Communication seems to be the #1 thing that couples want to improve in their relationships, or the lack of communication is what they see as causing problems in their relationship. Often there are lots of words exchanged, but not the kind of communication that raises consciousness, inspires empathy, and creates connection. For productive communication, I encourage couples to trade in the ping-pong style of communicating that most of us are familiar with for a style of communication that actually MOVEs things forward. You can change the conversation simply by how you respond. The acronym MOVE can help jog your memory about the steps involved.
The first skill to master is how to be an effective Mirror. When we listen to our partners, it is important that we leave behind our opinions, assessment, and perceptions, and travel into the foreign world that is our partner’s experience. I was once told a story about an American woman who traveled to China, expecting that people would speak English, and frustrated that she could not find french fries – don’t be that traveler. When visiting a foreign country a good dose of curiosity will make for a more enjoyable experience (for you and the locals). Effective communication requires that you are getting what your partner is saying. Mirroring is as simple as listen and repeat, but it is so powerful. Sometimes it is important for your brain that you say the words your partner says, and sometimes it is important for your partner’s brain to hear the words that he or she just said. Even if your partner says “the sky is purple and gravity makes trees grow up”, all you need to say is “If I’m getting you, the sky is purple and gravity makes trees grow up. Did I get it?” A curious traveler will want to know how your partner came to those conclusions; be curious.

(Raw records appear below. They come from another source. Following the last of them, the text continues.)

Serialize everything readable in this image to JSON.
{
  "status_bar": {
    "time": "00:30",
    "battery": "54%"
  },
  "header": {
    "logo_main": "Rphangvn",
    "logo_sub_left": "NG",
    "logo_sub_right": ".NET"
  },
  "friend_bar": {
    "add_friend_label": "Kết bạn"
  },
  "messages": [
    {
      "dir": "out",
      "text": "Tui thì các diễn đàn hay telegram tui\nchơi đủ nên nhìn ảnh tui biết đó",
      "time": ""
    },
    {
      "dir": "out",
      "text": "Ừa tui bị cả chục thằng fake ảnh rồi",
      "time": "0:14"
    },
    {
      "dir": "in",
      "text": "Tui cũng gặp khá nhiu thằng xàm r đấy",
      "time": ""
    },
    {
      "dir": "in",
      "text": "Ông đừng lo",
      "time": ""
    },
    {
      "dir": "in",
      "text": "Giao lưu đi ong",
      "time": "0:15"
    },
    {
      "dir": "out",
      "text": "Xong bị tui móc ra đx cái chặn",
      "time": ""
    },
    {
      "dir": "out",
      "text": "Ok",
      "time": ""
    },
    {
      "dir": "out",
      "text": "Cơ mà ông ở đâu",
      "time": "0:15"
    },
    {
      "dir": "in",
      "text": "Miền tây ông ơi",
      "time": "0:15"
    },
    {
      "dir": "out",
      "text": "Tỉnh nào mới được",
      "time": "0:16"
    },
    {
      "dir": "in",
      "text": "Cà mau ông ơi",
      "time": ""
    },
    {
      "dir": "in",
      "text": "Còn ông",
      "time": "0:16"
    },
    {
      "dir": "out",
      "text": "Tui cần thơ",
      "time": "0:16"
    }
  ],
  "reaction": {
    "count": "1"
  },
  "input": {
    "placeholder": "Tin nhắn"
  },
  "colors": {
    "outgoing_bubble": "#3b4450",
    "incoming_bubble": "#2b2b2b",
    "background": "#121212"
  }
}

The next listening skill is keep doing it; listen and mirror, on and on and on until your partner has shared everything he or she can on that topic. For effective communication you want to take long turns (or extended trips into your partner’s world), taking things to a deeper level. In my office I remind couples that we don’t want to communicate like playing the card game “war” where we lay cards immediately after one another (practically at the same time), the game really does go on and on, and no one ever wins. At first people sometimes think that I am slowing down their communication, but in actuality this method is quicker because it is actually productive. Instead of playing “war”, I am reminded of playing “Phase 10” with my kiddo. “Phase 10” is a version of rummy where you have to lay down the entire phase at one time. On my turn, I may lay down the 8 cards needed for 2 runs of 4 and discard a ninth card, then on his turn, my kiddo may lay down his 8 cards for 2 runs of 4, lay a card on one of my runs, and discard his tenth card to win. Think long turns with as much information as possible. Remember to keep mirroring “on and on”. To do this, after your partner confirms that you got it, simply ask “Is there more?” (with curiosity of course!)

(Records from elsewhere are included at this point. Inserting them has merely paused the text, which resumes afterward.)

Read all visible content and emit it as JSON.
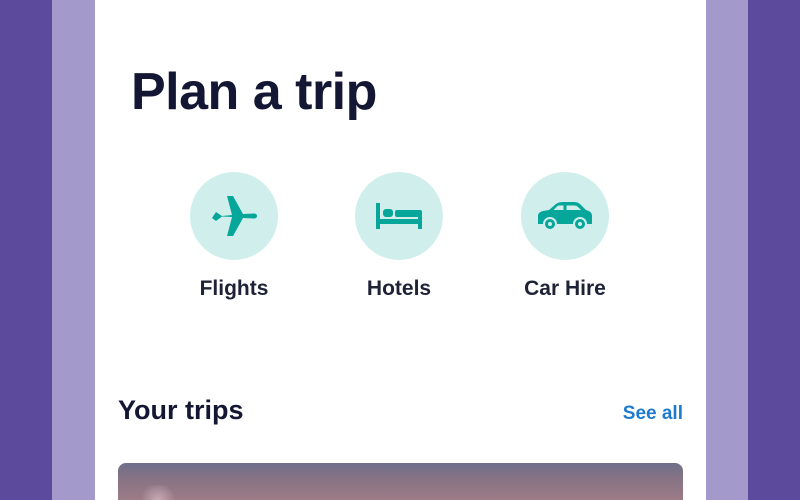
{
  "page": {
    "title": "Plan a trip"
  },
  "quick_actions": [
    {
      "label": "Flights",
      "icon": "airplane-icon"
    },
    {
      "label": "Hotels",
      "icon": "bed-icon"
    },
    {
      "label": "Car Hire",
      "icon": "car-icon"
    }
  ],
  "trips_section": {
    "title": "Your trips",
    "see_all_label": "See all"
  },
  "colors": {
    "icon_accent": "#06a79a",
    "icon_circle": "#d0efec",
    "link": "#1e7bd0",
    "title_text": "#131734",
    "outer_background": "#5c4a9c"
  }
}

The third listening skill is Validation. Even if your partner believes the sky is purple and misunderstands gravity, using “on and on”, you likely were able to figure out how he or she came to those conclusions. If you are curious and willing to understand your partner’s perspective, you will be able to say “that makes sense”. Even if you do not agree, your partner really wants to hear that you understand their perspective. Beyond “that makes sense”, ideally you will be able to give your partner more detail such as ‘it makes sense that you feel scared and angry when I slam a door accidentally given the fact that your father slammed doors when he would leave and not come home for the night.’ The more you can connect to what your partner has shared with you, the more powerful your validation will be.

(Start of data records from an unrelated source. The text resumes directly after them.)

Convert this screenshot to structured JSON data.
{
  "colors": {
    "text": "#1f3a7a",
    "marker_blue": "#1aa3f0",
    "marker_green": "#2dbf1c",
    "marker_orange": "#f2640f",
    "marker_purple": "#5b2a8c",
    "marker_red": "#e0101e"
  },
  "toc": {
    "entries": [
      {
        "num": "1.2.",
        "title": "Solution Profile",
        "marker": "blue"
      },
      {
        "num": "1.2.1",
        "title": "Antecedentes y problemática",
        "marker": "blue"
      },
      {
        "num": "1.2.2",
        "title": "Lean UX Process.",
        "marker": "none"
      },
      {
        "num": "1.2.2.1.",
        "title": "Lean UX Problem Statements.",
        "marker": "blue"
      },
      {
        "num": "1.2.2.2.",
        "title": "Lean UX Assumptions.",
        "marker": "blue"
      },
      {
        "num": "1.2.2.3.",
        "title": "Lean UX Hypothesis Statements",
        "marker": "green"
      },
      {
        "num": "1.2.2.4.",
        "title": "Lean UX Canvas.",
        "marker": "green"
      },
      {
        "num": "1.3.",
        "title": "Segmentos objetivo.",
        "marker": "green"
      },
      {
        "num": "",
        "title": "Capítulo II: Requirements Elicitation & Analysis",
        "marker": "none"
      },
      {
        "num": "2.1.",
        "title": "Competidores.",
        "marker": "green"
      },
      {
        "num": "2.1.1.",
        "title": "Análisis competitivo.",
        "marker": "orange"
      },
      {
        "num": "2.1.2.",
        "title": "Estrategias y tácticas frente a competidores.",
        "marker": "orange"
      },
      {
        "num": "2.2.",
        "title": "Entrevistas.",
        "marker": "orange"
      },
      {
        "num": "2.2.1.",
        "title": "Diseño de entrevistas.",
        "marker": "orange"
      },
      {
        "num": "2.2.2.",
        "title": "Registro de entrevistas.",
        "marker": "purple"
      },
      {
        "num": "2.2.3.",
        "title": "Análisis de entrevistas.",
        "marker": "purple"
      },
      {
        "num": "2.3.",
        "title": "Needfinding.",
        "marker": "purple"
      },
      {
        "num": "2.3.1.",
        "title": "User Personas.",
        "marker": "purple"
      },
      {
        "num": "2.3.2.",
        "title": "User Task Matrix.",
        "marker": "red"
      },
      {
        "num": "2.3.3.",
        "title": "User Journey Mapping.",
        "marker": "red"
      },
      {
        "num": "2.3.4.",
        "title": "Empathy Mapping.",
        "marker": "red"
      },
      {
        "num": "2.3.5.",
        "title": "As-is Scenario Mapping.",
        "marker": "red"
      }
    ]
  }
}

Finally a good listener will Empathize. Empathy connects us to our partner’s emotional experience, and building connection in a relationship is so important. I use two phrases to help couples communicate empathy, “I imagine when that happened you felt…” and “I imagine right now you are feeling…”. Allow them to clarify (in all steps of this process), and ask if there are any other emotions that you may have missed. One important hint is that emotions are just one word (i.e. angry, sad, disgusted, nervous, excited, etc.). When people say ‘I feel that…’ what they are really sharing is how they are trying to make sense of something. With emotions, keep it simple – it can be profoundly powerful that way.